よし。あとは茂みの方に入って、裏から回り込み、背後から驚かす! そう心を弾ませていると、公園の入り口から「おーい!」という声が聞こえた。私は咄嗟に身を潜め、耳を澄ませる。
「二人とも久し振り、和菜だよー。元気にしてた?」
「和菜ちゃん! やっほー」
「もう、遅いですよ」
「ごめーん、実はバスに乗り遅れちゃって。あれ、せっきー、そのマスクどうしたの。風邪?」
「そんなところ。あと来てないのは三葉ちゃんか」
あー、和菜が来ちゃったか。悪戯のためだとしても、三人を心配させたり待たせたりするのは申し訳ないので、トイレの壁から顔を覗かせる。
「ソーリー、私もここに居るよ」
「わあああーーーーー!!」
「……ぎゃあああああああああああいっ」
関と星流のリアクションは、予想の斜め上を突いてきた。関は、ただひたすら私を指差して悲鳴を上げる。一方の星流は、暫くの沈黙の後に叫び声を絞り出すと、魂が抜けたような表情になる。そうだ、この二人、極度のビビリだった。特に星流は、特徴的なオーバーリアクションをするんだ。
「あれ、みっちゃん!? え、どうしたの?」
「ただドッキリを仕掛けようかなーって、隠れていただけ!」
「……んもう、みっちゃんって子供だな。久し振りー!」
「えへへっ。にしても、二人とも大袈裟なんだから。
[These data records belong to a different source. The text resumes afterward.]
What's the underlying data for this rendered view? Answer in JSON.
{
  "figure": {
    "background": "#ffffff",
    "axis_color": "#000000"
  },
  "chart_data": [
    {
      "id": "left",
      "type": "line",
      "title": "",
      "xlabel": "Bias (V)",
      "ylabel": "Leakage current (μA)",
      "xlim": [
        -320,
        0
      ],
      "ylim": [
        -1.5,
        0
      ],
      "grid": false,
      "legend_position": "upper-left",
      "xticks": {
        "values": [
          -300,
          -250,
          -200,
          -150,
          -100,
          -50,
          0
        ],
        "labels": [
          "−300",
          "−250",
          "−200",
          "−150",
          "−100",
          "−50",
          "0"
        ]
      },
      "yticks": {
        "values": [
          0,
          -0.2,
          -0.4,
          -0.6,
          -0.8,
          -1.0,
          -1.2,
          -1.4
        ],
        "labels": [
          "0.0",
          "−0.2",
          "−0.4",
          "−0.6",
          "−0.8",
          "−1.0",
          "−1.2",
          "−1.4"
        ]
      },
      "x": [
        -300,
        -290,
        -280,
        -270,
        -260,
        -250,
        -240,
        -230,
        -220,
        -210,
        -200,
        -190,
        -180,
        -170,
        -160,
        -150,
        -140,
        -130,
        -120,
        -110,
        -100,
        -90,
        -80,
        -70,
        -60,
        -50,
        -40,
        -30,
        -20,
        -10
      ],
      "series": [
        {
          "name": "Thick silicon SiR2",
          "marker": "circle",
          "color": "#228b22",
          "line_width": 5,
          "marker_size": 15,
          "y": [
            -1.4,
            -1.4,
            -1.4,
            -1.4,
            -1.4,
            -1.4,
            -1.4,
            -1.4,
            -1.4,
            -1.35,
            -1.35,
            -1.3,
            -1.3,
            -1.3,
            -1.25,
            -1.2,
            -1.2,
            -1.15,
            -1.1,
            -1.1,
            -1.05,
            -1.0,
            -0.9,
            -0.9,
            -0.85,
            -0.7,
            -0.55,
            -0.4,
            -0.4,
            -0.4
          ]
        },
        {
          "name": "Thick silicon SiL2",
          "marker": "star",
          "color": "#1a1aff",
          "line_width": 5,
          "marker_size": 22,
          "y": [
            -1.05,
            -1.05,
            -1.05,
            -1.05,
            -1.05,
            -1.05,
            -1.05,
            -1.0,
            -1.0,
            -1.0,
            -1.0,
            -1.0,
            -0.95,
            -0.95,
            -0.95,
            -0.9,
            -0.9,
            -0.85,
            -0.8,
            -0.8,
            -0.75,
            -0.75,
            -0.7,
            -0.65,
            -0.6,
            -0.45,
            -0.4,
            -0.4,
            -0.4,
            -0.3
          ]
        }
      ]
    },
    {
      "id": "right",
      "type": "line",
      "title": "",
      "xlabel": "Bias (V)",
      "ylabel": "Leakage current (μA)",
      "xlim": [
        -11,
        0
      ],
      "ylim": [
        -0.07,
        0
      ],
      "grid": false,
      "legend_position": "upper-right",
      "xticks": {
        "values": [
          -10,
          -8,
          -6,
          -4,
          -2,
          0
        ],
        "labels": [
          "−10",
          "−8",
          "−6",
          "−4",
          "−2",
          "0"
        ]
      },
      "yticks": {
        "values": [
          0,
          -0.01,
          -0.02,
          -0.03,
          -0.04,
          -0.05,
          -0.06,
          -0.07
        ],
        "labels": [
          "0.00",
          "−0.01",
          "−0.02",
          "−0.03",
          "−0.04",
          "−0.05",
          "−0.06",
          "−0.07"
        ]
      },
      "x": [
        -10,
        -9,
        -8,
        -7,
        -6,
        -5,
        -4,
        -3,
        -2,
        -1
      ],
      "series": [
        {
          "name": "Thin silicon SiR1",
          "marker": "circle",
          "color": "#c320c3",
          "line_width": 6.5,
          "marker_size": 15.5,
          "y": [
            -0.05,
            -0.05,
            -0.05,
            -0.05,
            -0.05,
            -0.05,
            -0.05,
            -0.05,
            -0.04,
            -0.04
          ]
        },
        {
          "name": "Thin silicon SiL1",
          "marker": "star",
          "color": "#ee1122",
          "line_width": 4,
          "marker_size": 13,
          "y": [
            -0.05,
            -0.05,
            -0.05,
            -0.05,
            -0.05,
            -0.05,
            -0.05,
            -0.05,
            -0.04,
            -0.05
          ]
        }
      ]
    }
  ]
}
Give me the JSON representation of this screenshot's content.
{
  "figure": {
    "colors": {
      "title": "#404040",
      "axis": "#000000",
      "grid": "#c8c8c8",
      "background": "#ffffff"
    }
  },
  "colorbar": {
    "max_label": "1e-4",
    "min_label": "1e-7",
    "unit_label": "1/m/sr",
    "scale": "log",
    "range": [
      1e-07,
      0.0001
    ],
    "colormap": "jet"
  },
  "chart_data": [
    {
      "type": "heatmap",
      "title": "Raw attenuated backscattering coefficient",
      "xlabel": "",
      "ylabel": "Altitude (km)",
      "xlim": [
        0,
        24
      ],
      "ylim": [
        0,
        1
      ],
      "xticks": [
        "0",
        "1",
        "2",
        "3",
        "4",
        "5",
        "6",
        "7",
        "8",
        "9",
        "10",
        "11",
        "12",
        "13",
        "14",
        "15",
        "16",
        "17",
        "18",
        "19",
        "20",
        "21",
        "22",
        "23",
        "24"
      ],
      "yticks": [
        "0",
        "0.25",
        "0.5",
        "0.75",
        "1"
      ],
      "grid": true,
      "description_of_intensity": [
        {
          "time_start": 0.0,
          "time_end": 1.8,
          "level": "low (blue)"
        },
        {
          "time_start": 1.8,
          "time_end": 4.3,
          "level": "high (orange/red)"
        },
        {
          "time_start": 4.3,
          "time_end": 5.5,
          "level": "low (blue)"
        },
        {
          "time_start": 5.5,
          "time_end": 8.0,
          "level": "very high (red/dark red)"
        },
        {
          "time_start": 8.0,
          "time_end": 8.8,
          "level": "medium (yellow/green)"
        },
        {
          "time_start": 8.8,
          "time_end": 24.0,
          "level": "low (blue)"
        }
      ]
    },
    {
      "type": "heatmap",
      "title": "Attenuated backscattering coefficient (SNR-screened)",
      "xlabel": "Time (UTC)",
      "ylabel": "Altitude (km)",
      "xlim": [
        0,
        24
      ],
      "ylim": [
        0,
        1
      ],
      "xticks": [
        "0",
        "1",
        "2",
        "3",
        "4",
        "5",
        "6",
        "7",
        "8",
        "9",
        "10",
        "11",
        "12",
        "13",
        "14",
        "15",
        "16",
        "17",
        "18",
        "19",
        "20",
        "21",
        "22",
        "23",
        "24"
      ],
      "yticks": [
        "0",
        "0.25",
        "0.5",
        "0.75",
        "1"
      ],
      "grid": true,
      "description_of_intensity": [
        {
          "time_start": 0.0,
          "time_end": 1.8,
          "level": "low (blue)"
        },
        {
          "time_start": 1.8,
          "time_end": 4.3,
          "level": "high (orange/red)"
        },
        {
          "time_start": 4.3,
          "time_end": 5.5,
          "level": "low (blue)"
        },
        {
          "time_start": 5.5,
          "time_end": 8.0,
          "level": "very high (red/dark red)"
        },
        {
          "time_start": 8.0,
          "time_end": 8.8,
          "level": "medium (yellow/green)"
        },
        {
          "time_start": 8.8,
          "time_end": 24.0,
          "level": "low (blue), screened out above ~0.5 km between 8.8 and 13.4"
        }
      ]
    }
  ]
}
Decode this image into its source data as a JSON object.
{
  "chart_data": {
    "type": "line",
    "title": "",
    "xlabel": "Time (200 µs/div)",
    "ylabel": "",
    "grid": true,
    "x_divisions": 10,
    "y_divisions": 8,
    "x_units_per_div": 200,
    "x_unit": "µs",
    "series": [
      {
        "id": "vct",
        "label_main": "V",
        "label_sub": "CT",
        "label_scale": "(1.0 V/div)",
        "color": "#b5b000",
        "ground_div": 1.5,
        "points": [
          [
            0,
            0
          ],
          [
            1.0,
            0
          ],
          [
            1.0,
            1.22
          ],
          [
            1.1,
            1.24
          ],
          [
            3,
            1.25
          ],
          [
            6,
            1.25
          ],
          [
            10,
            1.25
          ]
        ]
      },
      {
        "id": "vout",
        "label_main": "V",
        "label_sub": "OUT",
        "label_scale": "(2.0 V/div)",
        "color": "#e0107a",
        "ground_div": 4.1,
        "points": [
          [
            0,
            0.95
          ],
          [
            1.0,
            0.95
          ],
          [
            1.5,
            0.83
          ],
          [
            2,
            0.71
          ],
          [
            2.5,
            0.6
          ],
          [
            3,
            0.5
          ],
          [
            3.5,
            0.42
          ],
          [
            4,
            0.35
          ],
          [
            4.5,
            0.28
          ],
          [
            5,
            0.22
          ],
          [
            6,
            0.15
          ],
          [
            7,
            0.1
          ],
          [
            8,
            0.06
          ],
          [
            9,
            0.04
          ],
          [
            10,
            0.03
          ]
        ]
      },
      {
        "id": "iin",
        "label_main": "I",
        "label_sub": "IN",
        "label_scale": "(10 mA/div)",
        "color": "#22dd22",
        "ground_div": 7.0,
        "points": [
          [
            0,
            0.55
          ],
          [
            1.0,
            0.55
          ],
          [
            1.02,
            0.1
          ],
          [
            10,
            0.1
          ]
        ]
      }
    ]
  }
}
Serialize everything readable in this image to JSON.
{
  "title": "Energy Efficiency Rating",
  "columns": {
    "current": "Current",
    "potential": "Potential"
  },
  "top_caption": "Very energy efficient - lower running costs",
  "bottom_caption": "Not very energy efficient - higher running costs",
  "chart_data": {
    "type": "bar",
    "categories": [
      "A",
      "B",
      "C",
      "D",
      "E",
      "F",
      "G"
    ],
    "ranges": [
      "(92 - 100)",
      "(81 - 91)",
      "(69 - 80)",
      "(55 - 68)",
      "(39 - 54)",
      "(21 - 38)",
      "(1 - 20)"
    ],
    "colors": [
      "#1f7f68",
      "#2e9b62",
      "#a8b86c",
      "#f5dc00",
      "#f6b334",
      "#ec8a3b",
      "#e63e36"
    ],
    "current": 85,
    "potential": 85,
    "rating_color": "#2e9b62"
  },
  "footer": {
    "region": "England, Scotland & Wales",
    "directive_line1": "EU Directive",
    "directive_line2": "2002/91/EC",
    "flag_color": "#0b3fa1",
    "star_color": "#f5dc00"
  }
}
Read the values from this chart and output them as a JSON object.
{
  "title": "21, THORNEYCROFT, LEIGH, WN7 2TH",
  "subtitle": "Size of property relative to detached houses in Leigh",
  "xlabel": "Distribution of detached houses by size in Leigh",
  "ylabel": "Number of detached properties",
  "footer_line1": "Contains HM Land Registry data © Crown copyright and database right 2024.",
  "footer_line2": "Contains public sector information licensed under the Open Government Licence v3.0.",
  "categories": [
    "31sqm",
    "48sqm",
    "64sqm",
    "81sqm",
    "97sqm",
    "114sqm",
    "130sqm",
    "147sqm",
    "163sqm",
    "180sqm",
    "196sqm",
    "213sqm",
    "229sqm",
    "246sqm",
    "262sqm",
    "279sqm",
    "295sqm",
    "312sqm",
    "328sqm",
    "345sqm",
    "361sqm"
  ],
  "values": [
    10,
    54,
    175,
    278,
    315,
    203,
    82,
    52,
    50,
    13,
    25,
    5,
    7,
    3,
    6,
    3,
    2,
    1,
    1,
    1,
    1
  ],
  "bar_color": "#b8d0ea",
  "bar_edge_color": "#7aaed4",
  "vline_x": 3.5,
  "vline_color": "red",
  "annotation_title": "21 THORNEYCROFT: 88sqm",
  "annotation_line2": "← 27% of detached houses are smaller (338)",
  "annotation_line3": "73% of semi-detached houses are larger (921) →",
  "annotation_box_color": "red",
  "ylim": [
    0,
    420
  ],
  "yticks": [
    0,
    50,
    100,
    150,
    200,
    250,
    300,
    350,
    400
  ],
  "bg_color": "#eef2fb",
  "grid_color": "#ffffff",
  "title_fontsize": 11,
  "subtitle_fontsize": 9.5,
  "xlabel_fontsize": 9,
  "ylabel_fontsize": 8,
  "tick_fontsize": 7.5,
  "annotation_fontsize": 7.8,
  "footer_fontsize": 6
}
さっ、早く卒業式に行こう!」
和菜だけがまともに会話してくれた。男子より女子の方がメンタル強くてどうするのよ。このご時世、そんなことは男女に対しての偏見でしかないけれど。
私は軽い足取りで公園から出る。ちらりと後ろを向くと、柔和な笑みを浮かべる和菜、マスクの位置を調整する関、まだ悪戯の余韻が残っている星流と続いていた。